Figure 3a directly compares transmission loss rates with the evaporative loss rate and the rate of sorption of the investigated nest during exemplary days in September. A circadian adsorption and desorption cycle becomes apparent. It has a buffering effect on the nest environment as it runs contrary to the ambient temperature fluctuation.

The evaporative loss slightly decreases during the day when many of the workers have left the nest for foraging. The transmission loss rate is dominant during the night, but in the afternoon moisture driven loss is equally important. Figure 3b shows the relation of evaporative loss and sorption loss/gain to transmission loss. Evaporative loss equals transmission loss during the afternoon and varies between 25 and 50% of it during the rest of the day. Loss by desorption of moisture from the nest material is about half the size of transmission losses during certain times of the day, adsorption gains at night compensate up to 20% of the transmission losses during the night.

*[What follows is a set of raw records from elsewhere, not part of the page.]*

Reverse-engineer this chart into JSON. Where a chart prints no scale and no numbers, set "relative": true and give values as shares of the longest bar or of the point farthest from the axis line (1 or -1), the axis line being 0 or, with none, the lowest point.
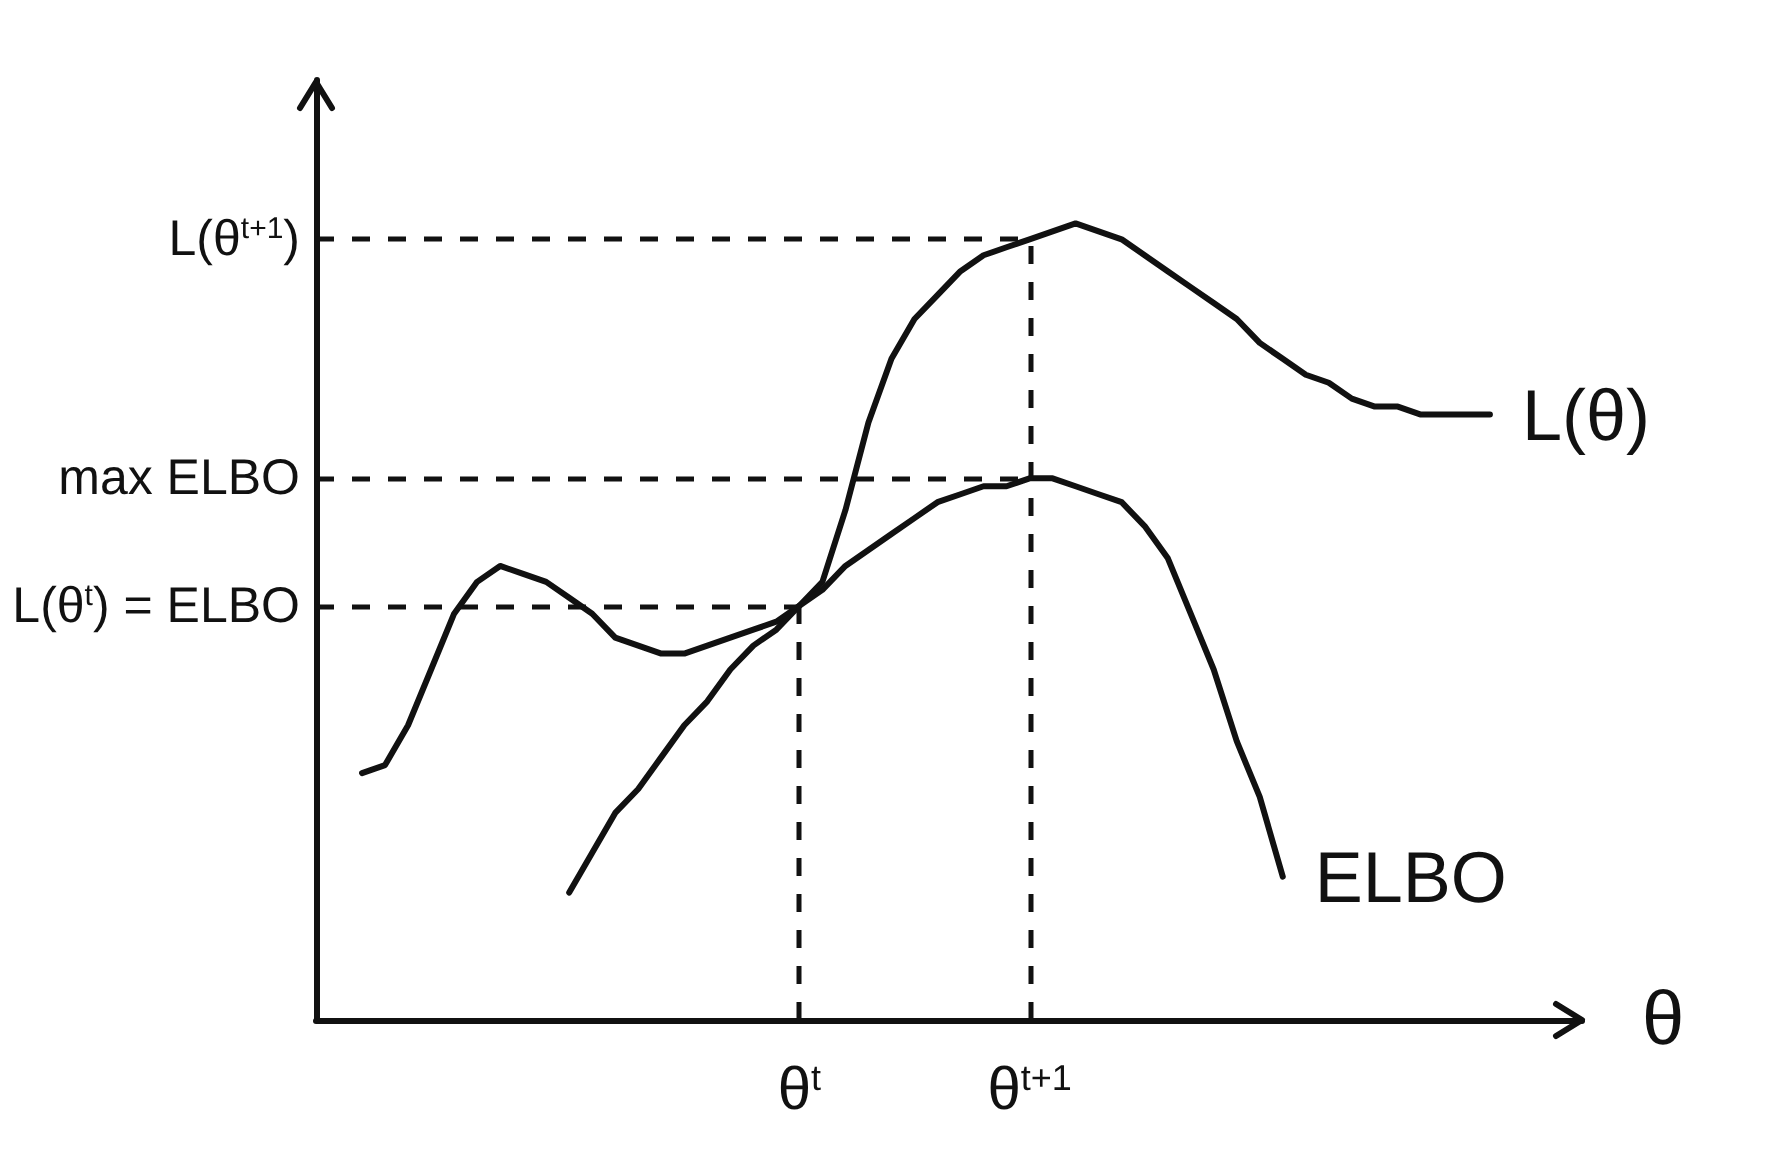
{
  "chart_data": {
    "type": "line",
    "relative": true,
    "xlabel": "θ",
    "categories": [
      null,
      null,
      null,
      null,
      null,
      null,
      null,
      null,
      null,
      null,
      null,
      null,
      null,
      null,
      null,
      null,
      null,
      null,
      null,
      null,
      null,
      "θ$^{t}$",
      null,
      null,
      null,
      null,
      null,
      null,
      null,
      null,
      null,
      "θ$^{t+1}$",
      null,
      null,
      null,
      null,
      null,
      null,
      null,
      null,
      null,
      null,
      null,
      null,
      null,
      null,
      null,
      null,
      null,
      null,
      null,
      null,
      null,
      null,
      null,
      null
    ],
    "series": [
      {
        "name": "L(θ)",
        "color": "#111111",
        "values": [
          null,
          null,
          0.31,
          0.32,
          0.37,
          0.44,
          0.51,
          0.55,
          0.57,
          0.56,
          0.55,
          0.53,
          0.51,
          0.48,
          0.47,
          0.46,
          0.46,
          0.47,
          0.48,
          0.49,
          0.5,
          0.52,
          0.55,
          0.64,
          0.75,
          0.83,
          0.88,
          0.91,
          0.94,
          0.96,
          0.97,
          0.98,
          0.99,
          1,
          0.99,
          0.98,
          0.96,
          0.94,
          0.92,
          0.9,
          0.88,
          0.85,
          0.83,
          0.81,
          0.8,
          0.78,
          0.77,
          0.77,
          0.76,
          0.76,
          0.76,
          0.76,
          null,
          null,
          null,
          null
        ]
      },
      {
        "name": "ELBO",
        "color": "#111111",
        "values": [
          null,
          null,
          null,
          null,
          null,
          null,
          null,
          null,
          null,
          null,
          null,
          0.16,
          0.21,
          0.26,
          0.29,
          0.33,
          0.37,
          0.4,
          0.44,
          0.47,
          0.49,
          0.52,
          0.54,
          0.57,
          0.59,
          0.61,
          0.63,
          0.65,
          0.66,
          0.67,
          0.67,
          0.68,
          0.68,
          0.67,
          0.66,
          0.65,
          0.62,
          0.58,
          0.51,
          0.44,
          0.35,
          0.28,
          0.18,
          null,
          null,
          null,
          null,
          null,
          null,
          null,
          null,
          null,
          null,
          null,
          null,
          null
        ]
      }
    ],
    "ref_lines": [
      {
        "axis": "y",
        "value": 0.98,
        "label": "L(θ$^{t+1}$)",
        "line_style": "dashed",
        "color": "#111111"
      },
      {
        "axis": "y",
        "value": 0.68,
        "label": "max ELBO",
        "line_style": "dashed",
        "color": "#111111"
      },
      {
        "axis": "y",
        "value": 0.52,
        "label": "L(θ$^{t}$) = ELBO",
        "line_style": "dashed",
        "color": "#111111"
      },
      {
        "axis": "x",
        "value": "θ$^{t}$",
        "line_style": "dashed",
        "color": "#111111"
      },
      {
        "axis": "x",
        "value": "θ$^{t+1}$",
        "line_style": "dashed",
        "color": "#111111"
      }
    ],
    "marker": "none",
    "line_style": "solid",
    "grid": false
  }
}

However, this only happens late in the colony's development when a considerable amount of hygroscopic nest material is accumulated.

Conclusion

The moisture regime plays an important part in the regulation of the nest environment of social wasps, which has not been quantified so far. Especially during the day moisture is responsible for over 50% of the total heat losses. The water loss of the insects influences the thermal nest environment in two ways, by driving circadian sorption processes and by consuming heat of evaporation inside the nest. As both mechanisms involve latent heat they significantly influence the general thermal environment of the wasp nest. Similar passive and energy efficient mechanisms might also be found in construction of other social wasps or social insects such as termites (Turner 2000). They could also inspire the functional design of man-made low-energy constructions. It seems likely to us that these moisture-related processes are important but so far neglected factors in our knowledge about social insect nest thermoregulation in general.

Further research should focus on the quantitative influence of ventilation on the moisture-related processes and the effect of moisture condensation within the envelope.